After brainstorming the ideal result is that you anticipate issues which need to be resolved in preparation for the task. That way there will be less interruptions and you will have a smoother work flow. This is because many of the above items are dependent upon each other, and your work flow will be interrupted if you didn’t think of these steps ahead of time (this will probably happen more than enough even with brainstorming). Taking the time to brainstorm might also inspire ways to improve the structure of the environment, find ways to make things more modular (the Unix way), and more efficient.

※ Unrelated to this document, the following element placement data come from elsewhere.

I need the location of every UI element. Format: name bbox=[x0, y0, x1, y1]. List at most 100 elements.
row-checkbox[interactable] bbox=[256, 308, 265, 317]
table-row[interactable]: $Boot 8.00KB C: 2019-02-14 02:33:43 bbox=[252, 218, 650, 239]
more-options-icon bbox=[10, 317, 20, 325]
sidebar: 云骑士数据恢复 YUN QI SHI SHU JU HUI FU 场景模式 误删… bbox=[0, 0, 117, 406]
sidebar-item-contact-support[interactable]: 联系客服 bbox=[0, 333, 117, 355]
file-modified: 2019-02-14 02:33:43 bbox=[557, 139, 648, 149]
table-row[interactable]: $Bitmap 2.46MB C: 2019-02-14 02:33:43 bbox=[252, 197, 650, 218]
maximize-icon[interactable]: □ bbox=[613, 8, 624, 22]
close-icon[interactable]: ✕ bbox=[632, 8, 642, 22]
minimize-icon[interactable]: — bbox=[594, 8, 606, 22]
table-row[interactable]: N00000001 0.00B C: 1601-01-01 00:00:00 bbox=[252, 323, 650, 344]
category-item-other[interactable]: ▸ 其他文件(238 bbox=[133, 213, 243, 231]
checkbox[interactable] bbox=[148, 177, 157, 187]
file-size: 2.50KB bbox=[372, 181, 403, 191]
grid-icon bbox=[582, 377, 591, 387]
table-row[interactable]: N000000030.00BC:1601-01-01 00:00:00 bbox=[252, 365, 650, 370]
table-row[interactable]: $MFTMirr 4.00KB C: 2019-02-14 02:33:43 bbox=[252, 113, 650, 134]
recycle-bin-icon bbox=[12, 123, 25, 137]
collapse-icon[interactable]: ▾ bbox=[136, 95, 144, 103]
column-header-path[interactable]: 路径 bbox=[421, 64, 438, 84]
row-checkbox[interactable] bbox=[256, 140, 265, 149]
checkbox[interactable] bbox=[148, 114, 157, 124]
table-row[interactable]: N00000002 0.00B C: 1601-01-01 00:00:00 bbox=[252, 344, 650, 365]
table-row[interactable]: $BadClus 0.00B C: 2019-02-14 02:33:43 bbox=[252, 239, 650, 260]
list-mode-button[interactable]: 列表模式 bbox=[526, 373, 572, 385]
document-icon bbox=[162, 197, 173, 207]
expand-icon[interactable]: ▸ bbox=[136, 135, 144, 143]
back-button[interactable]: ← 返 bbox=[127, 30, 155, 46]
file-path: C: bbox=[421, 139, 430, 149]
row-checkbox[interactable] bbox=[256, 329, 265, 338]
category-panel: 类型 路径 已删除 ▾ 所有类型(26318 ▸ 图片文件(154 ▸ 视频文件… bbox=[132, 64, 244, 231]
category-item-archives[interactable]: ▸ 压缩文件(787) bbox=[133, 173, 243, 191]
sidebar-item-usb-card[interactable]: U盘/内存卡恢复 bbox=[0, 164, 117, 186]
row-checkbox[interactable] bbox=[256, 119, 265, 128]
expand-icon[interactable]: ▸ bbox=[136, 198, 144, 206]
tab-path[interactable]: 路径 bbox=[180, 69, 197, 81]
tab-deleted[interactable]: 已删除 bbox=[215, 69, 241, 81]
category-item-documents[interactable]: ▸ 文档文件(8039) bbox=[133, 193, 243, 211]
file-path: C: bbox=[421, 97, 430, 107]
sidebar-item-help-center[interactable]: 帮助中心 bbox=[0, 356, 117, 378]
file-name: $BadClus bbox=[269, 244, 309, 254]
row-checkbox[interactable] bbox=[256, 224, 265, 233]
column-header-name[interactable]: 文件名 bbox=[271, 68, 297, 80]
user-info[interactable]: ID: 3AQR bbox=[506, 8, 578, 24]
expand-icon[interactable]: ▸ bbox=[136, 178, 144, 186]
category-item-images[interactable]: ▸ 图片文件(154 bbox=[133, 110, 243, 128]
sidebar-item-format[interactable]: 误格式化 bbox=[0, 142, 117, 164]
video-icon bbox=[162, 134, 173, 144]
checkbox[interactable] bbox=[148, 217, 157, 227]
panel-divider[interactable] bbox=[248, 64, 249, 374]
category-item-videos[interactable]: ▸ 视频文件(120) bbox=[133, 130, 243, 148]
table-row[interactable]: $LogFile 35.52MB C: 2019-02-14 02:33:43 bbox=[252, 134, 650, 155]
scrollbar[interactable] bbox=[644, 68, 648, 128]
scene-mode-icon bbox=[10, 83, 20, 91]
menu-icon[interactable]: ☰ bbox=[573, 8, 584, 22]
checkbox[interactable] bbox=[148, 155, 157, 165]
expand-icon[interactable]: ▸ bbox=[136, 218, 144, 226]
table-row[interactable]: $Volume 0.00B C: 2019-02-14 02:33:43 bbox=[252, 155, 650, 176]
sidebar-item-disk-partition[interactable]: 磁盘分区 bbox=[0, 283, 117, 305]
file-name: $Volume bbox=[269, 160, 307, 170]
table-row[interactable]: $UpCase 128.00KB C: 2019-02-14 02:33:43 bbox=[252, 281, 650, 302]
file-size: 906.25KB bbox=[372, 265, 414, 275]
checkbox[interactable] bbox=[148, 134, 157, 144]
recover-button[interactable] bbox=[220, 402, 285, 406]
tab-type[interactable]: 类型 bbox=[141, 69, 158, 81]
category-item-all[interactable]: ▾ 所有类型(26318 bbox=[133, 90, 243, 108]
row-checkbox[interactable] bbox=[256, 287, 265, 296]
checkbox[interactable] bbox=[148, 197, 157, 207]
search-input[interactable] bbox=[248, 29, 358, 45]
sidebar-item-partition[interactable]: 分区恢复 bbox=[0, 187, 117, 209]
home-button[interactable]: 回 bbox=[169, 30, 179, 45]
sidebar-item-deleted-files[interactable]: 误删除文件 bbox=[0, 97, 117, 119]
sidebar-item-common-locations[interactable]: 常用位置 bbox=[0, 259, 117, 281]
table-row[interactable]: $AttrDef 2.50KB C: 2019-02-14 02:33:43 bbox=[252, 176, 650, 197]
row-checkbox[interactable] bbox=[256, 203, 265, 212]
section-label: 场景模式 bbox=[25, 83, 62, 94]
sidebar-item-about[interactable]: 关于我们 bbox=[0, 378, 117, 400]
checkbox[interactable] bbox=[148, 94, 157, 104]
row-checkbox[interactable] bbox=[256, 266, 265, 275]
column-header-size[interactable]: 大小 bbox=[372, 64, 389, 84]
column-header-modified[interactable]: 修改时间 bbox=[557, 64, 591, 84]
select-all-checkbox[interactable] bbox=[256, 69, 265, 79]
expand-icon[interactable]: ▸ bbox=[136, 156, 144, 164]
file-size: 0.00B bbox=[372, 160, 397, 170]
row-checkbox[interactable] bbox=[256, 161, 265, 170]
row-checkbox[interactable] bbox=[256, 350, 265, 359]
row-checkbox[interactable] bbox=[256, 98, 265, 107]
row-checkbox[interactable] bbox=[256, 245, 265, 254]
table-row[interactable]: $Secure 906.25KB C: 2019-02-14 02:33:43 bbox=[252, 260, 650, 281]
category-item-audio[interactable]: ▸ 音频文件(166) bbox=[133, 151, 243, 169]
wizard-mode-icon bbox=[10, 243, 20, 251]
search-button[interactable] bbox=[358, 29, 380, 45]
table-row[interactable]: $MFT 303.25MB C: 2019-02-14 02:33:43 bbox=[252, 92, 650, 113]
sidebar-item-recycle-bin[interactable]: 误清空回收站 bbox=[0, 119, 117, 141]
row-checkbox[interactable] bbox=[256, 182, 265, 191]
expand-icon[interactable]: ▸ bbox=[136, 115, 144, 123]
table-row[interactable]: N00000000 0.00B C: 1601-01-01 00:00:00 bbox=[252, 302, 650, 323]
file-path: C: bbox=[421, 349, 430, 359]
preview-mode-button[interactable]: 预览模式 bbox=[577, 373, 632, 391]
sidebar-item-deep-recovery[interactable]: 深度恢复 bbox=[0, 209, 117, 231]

Some of the ideas and issues that brainstorming led to for my example are:

• One of the servers had to be moved into the new cluster and put on the same subnet, this may seem obvious, but this is all being done remotely and my hosting provider can’t read my mind. Also deploying the applications and setting up things such as MySQL replication are dependent upon this.
• Firewall rules had to be altered to transfer the data to the new environment from the old servers.
• New testing domain names on our public and private DNS servers had to be set up so the applications could remain live while the new instances were tested. This is an example of business needs. Communicating with the business managers is essential so they can plan around the migration and you can plan around their needs.

The Migration

Step 1: Build the Environment:

One of the first steps was to deploy the service applications (i.e Apache, MySQL, etc) to the new environment. The choice was to compile these applications from source because customization beyond using a package (i.e. .deb or .rpm) was required.

A wise question for system administrators to ask themselves is: “Is there a chance I am going to have to do this or something similar again?” This question leads to doing things in a way that will make them easy to repeat in the future and, “working smarter, not harder.” So with compiling LAMP the smart thing to do (if time permits) is to design a custom makefile or script to compile all these applications. Even smarter might be to find someone else who has already done this, for example: http://www.apachetoolbox.com/ for installing Apache.

A simple bash script might have option parsing with each program as an argument. Then each option would download, extract, and then compile the program logging any build errors. You also would probably want to make functions that would be common to all the lamp applications, such as downloading and extracting. As you deploy the applications you can edit the script so it is ready for the next time you need to build a LAMP environment.

An unforeseen issue:
For ease of backup the choice was to put all applications (web applications and the service applications) under an /opt directory. You can specify a base path at compile time for the service applications. However, I did run into a problem with libraries when doing this. Shared libraries not being found is a common error. To resolve missing shared library errors:

• run ldd on the executable and it should tell you which libraries are missing. It will be something like library.so.1 => Not Found
• Then find the library directory for the application you just installed (somewhere under /opt in this case).
• Add the directory path to a text file in /etc/ld.so.conf.d, something like /etc/ld.so.conf.d/myapp.conf
• run ldconfig

To learn more about shared libraries and how it all works I recommend this article.

The last thing I would like to mention about setting up the environment is the use of symbolic links. It is often beneficial to make the root of a website a symbolic link. When updating the code you can set up a new virtual host and a new copy of the site for testing. Then when it is time to move to the updated version you can just change the symbolic link. This makes the structure more modular (again, the Unix way) and will allow for virtually no down time of the application if executed properly.

In the next part I will talk about moving the web applications.

Update: It has been a while since I actually did this task and since writing this I got side tracked with other projects. So I will probably not be writing any more parts unless I receive a specific request.